Monday, December 9, 2013

Little Wars

At the eleventh hour we finally managed to play a game of "Little Wars" to commemorate the 100th anniversary. It was planned for earlier in the year, but unexpected events caused a delay.

The battle was played with simplified rules and used nerf guns to replace the spring loaded cannon. Thanks to the Ascot Vale Trugo Club for hosting the event.

The states of Bluedonia and Greyland are perpetually at war. No one knows when hostilities started or why. This particular battle was fought around the village of Wellsville. Both sides believed it was of vital strategic importance, however the whiskey distillery may have had something to do with its significance. The Bluedonian forces were commanded by Generals Quinn (the elder) and Quinn (the younger) while the Greyland forces were commanded by Generals Robson and Hinchcliffe
General Quinn (the elder) formed his infantry into two flying columns and raced directly towards the town, with his limbered artillery following behind as quickly as possible. General Quinn (the younger) adopted a more leisurely approach on the eastern flank maintaining contact between his infantry, cavalry and artillery throughout the early march.

Advancing from the north, with the wind behind them, the Bluedonian army deployed their guns to provide support to the assaulting infantry. The troops under command of General Robson formed column of march and headed straight for the village, while those under General Hinchcliffe deployed into reinforced line as they approached and attempted to engage the enemy at long range.

Despite dozens of volleys of roundshot, the Bluedonians stoically marched at double time directly for the village and narrowly beat the Greylanders to the prize. They quickly deployed into firing lines ready to see off the greycoats. However, the plan almost fell apart as the first casualty of the day was actually caused by the Bluedonian artillery which inadvertently fired into their own infantry as they deployed.

All was not lost, however, as the Bluedonian infantry levelled their muskets and put forth a withering fire into the Greylander column.

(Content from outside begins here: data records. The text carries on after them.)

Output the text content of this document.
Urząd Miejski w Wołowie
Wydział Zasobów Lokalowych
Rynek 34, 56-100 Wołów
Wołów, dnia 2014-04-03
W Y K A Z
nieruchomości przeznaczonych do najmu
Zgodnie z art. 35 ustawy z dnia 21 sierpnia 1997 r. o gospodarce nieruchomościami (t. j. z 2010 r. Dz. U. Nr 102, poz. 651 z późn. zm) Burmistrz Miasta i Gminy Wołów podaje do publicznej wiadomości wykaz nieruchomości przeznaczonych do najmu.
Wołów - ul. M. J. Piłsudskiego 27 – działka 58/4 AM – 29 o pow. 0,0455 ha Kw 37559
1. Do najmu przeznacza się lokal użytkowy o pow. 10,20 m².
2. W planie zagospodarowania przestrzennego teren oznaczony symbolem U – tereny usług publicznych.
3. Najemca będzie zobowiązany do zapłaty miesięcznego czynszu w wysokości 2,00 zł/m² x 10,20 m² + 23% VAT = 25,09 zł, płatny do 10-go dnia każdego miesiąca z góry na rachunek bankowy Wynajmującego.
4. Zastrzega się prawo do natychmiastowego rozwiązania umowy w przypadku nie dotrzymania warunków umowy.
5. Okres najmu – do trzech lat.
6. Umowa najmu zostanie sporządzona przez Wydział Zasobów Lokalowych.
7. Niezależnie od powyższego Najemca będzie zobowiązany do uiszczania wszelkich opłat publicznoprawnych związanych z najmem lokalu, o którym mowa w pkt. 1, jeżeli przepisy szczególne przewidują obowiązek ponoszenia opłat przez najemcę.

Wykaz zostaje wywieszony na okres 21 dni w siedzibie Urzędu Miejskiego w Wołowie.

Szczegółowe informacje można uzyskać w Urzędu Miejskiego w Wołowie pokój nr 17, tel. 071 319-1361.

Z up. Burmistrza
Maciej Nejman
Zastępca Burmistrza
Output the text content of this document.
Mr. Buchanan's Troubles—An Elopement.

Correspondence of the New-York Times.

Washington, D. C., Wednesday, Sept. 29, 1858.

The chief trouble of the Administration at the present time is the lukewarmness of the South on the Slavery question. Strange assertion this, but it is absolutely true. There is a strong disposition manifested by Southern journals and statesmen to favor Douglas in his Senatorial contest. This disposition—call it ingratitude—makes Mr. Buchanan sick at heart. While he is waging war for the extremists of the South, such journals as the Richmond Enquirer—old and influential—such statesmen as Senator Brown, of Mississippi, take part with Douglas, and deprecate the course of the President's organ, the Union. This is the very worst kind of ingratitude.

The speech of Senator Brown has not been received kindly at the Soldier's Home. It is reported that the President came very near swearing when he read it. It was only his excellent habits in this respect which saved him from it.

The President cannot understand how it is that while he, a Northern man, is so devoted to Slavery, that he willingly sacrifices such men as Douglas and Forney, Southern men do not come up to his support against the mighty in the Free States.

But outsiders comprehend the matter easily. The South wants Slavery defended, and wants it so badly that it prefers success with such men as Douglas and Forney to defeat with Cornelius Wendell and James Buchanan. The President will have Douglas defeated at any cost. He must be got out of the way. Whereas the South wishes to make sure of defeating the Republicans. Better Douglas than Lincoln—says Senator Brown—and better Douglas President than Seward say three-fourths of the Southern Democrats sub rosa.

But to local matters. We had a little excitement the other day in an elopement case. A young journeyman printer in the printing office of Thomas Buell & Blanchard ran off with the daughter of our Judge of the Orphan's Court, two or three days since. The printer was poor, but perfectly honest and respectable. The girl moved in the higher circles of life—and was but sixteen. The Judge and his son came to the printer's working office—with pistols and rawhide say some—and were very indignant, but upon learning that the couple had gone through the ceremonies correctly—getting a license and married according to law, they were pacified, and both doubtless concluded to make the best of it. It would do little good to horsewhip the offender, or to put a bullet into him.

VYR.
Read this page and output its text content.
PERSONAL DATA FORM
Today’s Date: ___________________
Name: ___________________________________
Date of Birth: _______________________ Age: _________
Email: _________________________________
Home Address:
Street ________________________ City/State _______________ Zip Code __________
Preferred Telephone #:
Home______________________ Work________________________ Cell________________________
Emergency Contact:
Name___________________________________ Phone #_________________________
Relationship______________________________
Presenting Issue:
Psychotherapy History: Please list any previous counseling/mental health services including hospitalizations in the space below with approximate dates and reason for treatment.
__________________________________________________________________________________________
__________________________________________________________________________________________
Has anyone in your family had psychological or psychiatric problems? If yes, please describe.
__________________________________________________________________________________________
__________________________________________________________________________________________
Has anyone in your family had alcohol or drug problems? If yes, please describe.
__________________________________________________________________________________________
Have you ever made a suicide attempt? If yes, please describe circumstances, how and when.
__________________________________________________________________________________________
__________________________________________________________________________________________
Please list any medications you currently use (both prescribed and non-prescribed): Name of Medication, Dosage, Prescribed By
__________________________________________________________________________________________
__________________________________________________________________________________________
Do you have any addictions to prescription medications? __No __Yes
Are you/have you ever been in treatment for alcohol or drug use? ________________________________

It was at that moment that one of those curious events of war occurred, for General Hinchliffe’s wife, Hazel, arrived and briefly took charge of Robson’s battery. It is believed she had come looking for her husband to remind him to be on the lookout for good quality curtains that she could sew into a ball gown. Spying a particularly nice purple velvet through her binoculars, she sited one of the guns herself to deter the blue-bellies from ransacking the house where it hung. In a remarkable piece of shooting, she scored a direct hit on the Bluedonian soldier about to enter the building, and, satisfied with her work, she left again to sit under a tree and knit.

Not to be outdone, General Robson suggested his wife also take charge of the guns, but that proved a less successful stratagem.
Meanwhile, the remnants of the Greylander infantry sought shelter at the edge of the village. By this stage, the infantry under General Quinn (the younger) had also arrived on the southern edge of the town and immediately charged the easternmost Greyland infantry regiment, killing many and driving the rest off in an humiliating rout.

Honour was briefly restored when the Greyland cavalry squadron that had been protecting the flank gallantly charged the disorganised Bluedonian infantry, as they rifled through the discarded packs, running them down, but dispersing as they did so. Rumour has it that they were in fact racing for the nearby cat-house and the Bluedonians were merely in the way.
While they attempted to return musket fire, the remaining Greyland regiment was too weak to cause significant casualties and penetrate the village. The supporting regiments continued to fire as they closed, but the protection offered by the village buildings was enough to minimise Bluedonian casualties.

Threatened with the imminent arrival of the Bluedonian artillery and having effectively lost their entire east flank, the Greyland Generals offered their swords.

A truce was called, and terms discussed over a friendly game of trugo.


  1. It is great to see other LITTLE WARS battles being fought ... and the use of Nerf guns is probably more environmentally-friendly to the figures than the matchsticks that we use.

    A wonderful celebration of the centenary.

    All the best,


  2. Always good to see some Little Wars action.